Verdict: not too bad
Hopefully blogging covers some of this (and maybe tweeting too?) but I'm a failure at cryptic crosswords and I can't concentrate on worthy books or find an interest in cerebral games like chess.
Verdict: could do better.
Learn New Things
As long as it doesn't include studying, exams and even more stress in my life, then I'm all in favour of learning new things. I'm loving my dance lessons and picking up technical skills from developing this blog. I'm not loving all the caring, DIY and home-making skills that I've had to learn, but if it helps me do my job for longer then that's a good thing, right?
Verdict: doing okay given all the constraints.

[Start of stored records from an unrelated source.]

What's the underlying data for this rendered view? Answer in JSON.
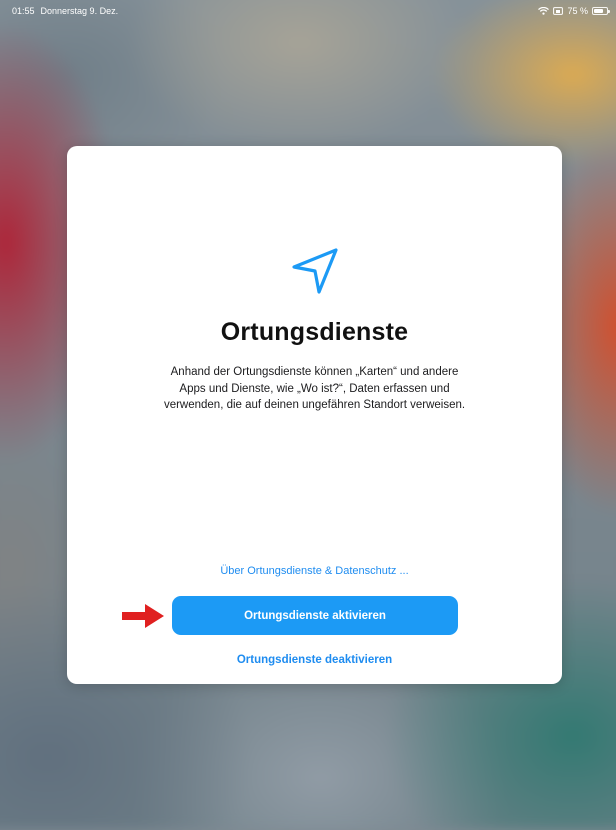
{
  "status_bar": {
    "time": "01:55",
    "date": "Donnerstag 9. Dez.",
    "battery": "75 %",
    "battery_level": 0.75,
    "icons": [
      "wifi-icon",
      "orientation-lock-icon",
      "battery-icon"
    ]
  },
  "dialog": {
    "icon": "location-arrow-icon",
    "title": "Ortungsdienste",
    "description": "Anhand der Ortungsdienste können „Karten“ und andere\nApps und Dienste, wie „Wo ist?“, Daten erfassen und\nverwenden, die auf deinen ungefähren Standort verweisen.",
    "privacy_link": "Über Ortungsdienste & Datenschutz ...",
    "primary_button": "Ortungsdienste aktivieren",
    "secondary_button": "Ortungsdienste deaktivieren"
  },
  "annotation": {
    "icon": "red-arrow-icon"
  },
  "colors": {
    "accent": "#1c9af5",
    "link": "#1e8cf0",
    "annotation_arrow": "#e02020"
  }
}
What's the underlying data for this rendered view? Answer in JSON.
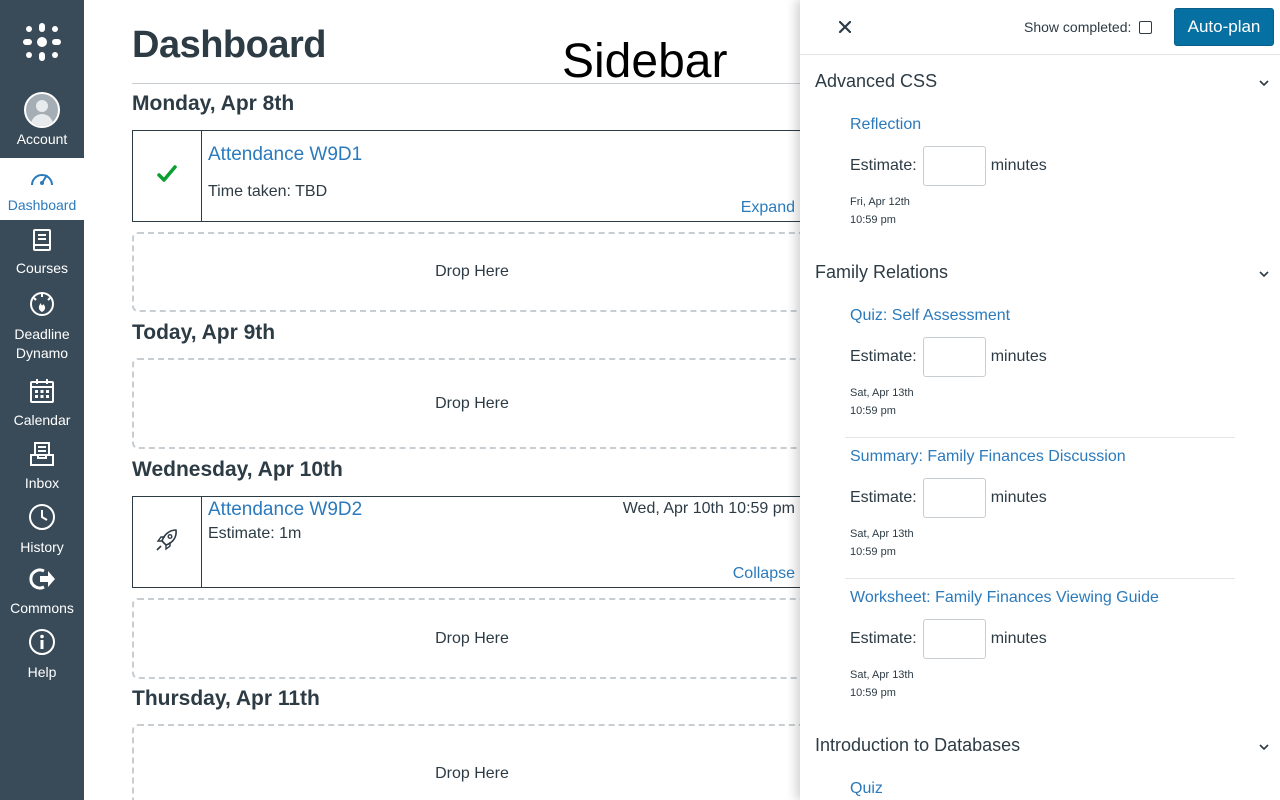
{
  "nav": {
    "items": [
      {
        "label": "Account",
        "icon": "account-avatar-icon"
      },
      {
        "label": "Dashboard",
        "icon": "dashboard-gauge-icon"
      },
      {
        "label": "Courses",
        "icon": "courses-book-icon"
      },
      {
        "label": "Deadline Dynamo",
        "icon": "deadline-dynamo-icon"
      },
      {
        "label": "Calendar",
        "icon": "calendar-icon"
      },
      {
        "label": "Inbox",
        "icon": "inbox-icon"
      },
      {
        "label": "History",
        "icon": "history-clock-icon"
      },
      {
        "label": "Commons",
        "icon": "commons-arrow-icon"
      },
      {
        "label": "Help",
        "icon": "help-info-icon"
      }
    ],
    "active": "Dashboard",
    "colors": {
      "background": "#394b58",
      "active_text": "#2b7abc"
    }
  },
  "main": {
    "title": "Dashboard",
    "overlay_caption": "Sidebar",
    "days": [
      {
        "heading": "Monday, Apr 8th",
        "card": {
          "title": "Attendance W9D1",
          "subtitle": "Time taken: TBD",
          "toggle": "Expand",
          "icon": "checkmark-icon",
          "status": "completed"
        },
        "drop": "Drop Here"
      },
      {
        "heading": "Today, Apr 9th",
        "drop": "Drop Here"
      },
      {
        "heading": "Wednesday, Apr 10th",
        "card": {
          "title": "Attendance W9D2",
          "subtitle": "Estimate: 1m",
          "due": "Wed, Apr 10th 10:59 pm",
          "toggle": "Collapse",
          "icon": "rocket-icon"
        },
        "drop": "Drop Here"
      },
      {
        "heading": "Thursday, Apr 11th",
        "drop": "Drop Here"
      }
    ]
  },
  "sidebar": {
    "close_icon": "close-icon",
    "show_completed_label": "Show completed:",
    "show_completed_checked": false,
    "autoplan_label": "Auto-plan",
    "accent": "#0770a3",
    "estimate_label": "Estimate:",
    "minutes_label": "minutes",
    "courses": [
      {
        "name": "Advanced CSS",
        "tasks": [
          {
            "title": "Reflection",
            "due_date": "Fri, Apr 12th",
            "due_time": "10:59 pm"
          }
        ]
      },
      {
        "name": "Family Relations",
        "tasks": [
          {
            "title": "Quiz: Self Assessment",
            "due_date": "Sat, Apr 13th",
            "due_time": "10:59 pm"
          },
          {
            "title": "Summary: Family Finances Discussion",
            "due_date": "Sat, Apr 13th",
            "due_time": "10:59 pm"
          },
          {
            "title": "Worksheet: Family Finances Viewing Guide",
            "due_date": "Sat, Apr 13th",
            "due_time": "10:59 pm"
          }
        ]
      },
      {
        "name": "Introduction to Databases",
        "tasks": [
          {
            "title": "Quiz"
          }
        ]
      }
    ]
  }
}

How? Modern life is designed to be stressful it seems. On top of all the usual challenges that life throws at people, we now have constant change, the ever-increasing pace of technology, piles of paperwork to manage and higher expectations in every sphere of life, from parenting to housekeeping to personal presentation - how rare is it to see a teenager with spots now? They're all being treated with antibiotics, we just washed our faces, squeezed them when our mums weren't looking and hoped for the best!
So of course we have to spend even more time that we don't have trying to reduce our stress levels just so we can function at all. Hence exercise above and saying 'no' a lot more. They both help. A bit.
Verdict: no chance.
I eat lots of healthy home cooked food, but the problem is that I eat lots of home baked food too. Basically I eat lots of food, and if it begins with the letter 'C', you can be sure that it features in my diet far too often...
Verdict: could eat less, could cut out sugar.
Widen Your Social Circle
Isn't that what Facebook is for? The problem is that I have become a bit reclusive in real life, at least by my standards. My happiest years were when I was at College staying in a student flat with 13 others, going to lectures all day and out all night. I was rarely alone. Of course that's true now too, but only because I have 3 children at home with me. Making an effort to go out and meet other people would definitely be a good thing.
Verdict: get out that front door more often.
"I'm too old to..." must be the kiss of death for thinking young, so I try not to do it! How do you think young? Mix with younger people, question everything, be hopeful and passionate and caring? I like to think so.
Verdict: With my Dad as inspiration I hope to manage this.
So that's my report card on feeling younger and ageing well, and I'm doing better than I thought! What would yours look like?